Conversation
Notices
-
:hacker_f::hacker_s::hacker_e:
It's up again. Didn't reboot the box to try out the new kernel (with the hotplug to disable the bad stick in software) over the weekend because dog, will do it this weekend, or just drive down there, shut it down, and pop the bad stick.
- and † top dog :pedomustdie: like this.
-
Okay, are we alive?
If we stay alive, it is because the shit I guessed was correct. Got I/O errors attempting to use memory hotplug. The memory failure subsystem (/usr/src/linux-*/Documentation/ABI/testing/sysfs-memory-page-offline) worked, but I'm not entirely certain I got the addresses right; often, mcelog and dmesg and /sys have different opinions on what an address is. But no MCEs, no problems, everything seems fine, and the VM hasn't had an aneurysm yet, so I guess it's cool.

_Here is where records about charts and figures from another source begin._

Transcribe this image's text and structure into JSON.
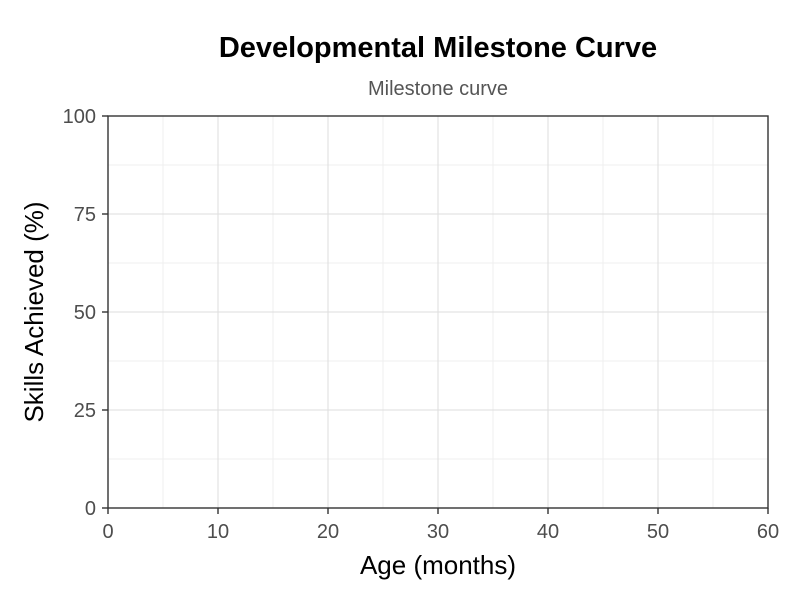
{
  "chart_data": {
    "type": "line",
    "title": "Developmental Milestone Curve",
    "subtitle": "Milestone curve",
    "xlabel": "Age (months)",
    "ylabel": "Skills Achieved (%)",
    "xlim": [
      0,
      60
    ],
    "ylim": [
      0,
      100
    ],
    "x_ticks": [
      0,
      10,
      20,
      30,
      40,
      50,
      60
    ],
    "y_ticks": [
      0,
      25,
      50,
      75,
      100
    ],
    "x_minor_ticks": [
      5,
      15,
      25,
      35,
      45,
      55
    ],
    "y_minor_ticks": [
      12.5,
      37.5,
      62.5,
      87.5
    ],
    "grid": true,
    "series": []
  }
}
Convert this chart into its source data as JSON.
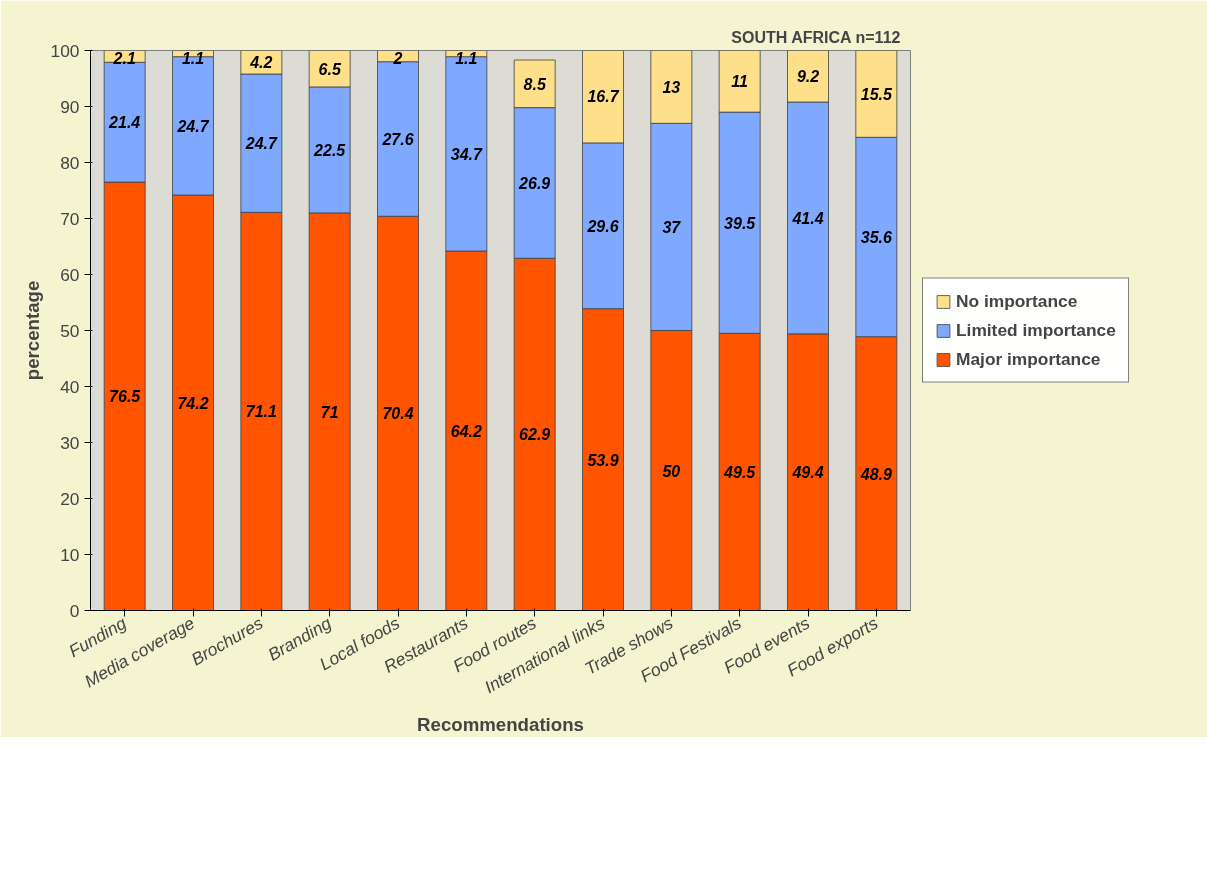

I look forward to forgetting what I typed that fixed it by the next time something retarded happens and the machine reboots.
-
Gonna just pop the stick in bank 18 ("B7") over the weekend. Gonna be a weird week for FSE. :bofh:
-
Then it bounces twice. Working right now, will probably boot the machine to try the new kernel anyway if it's gonna be this much of a pain in the ass.
-
Basically when it crashed, it said "Memory failure: 0xfca3a4: already hardware poisoned". I don't know what would make the kernel hand that memory to a process if it's already poisoned.
Anyway, reasonable idea would be to just pop the bad stick instead of trying to hack around it in software.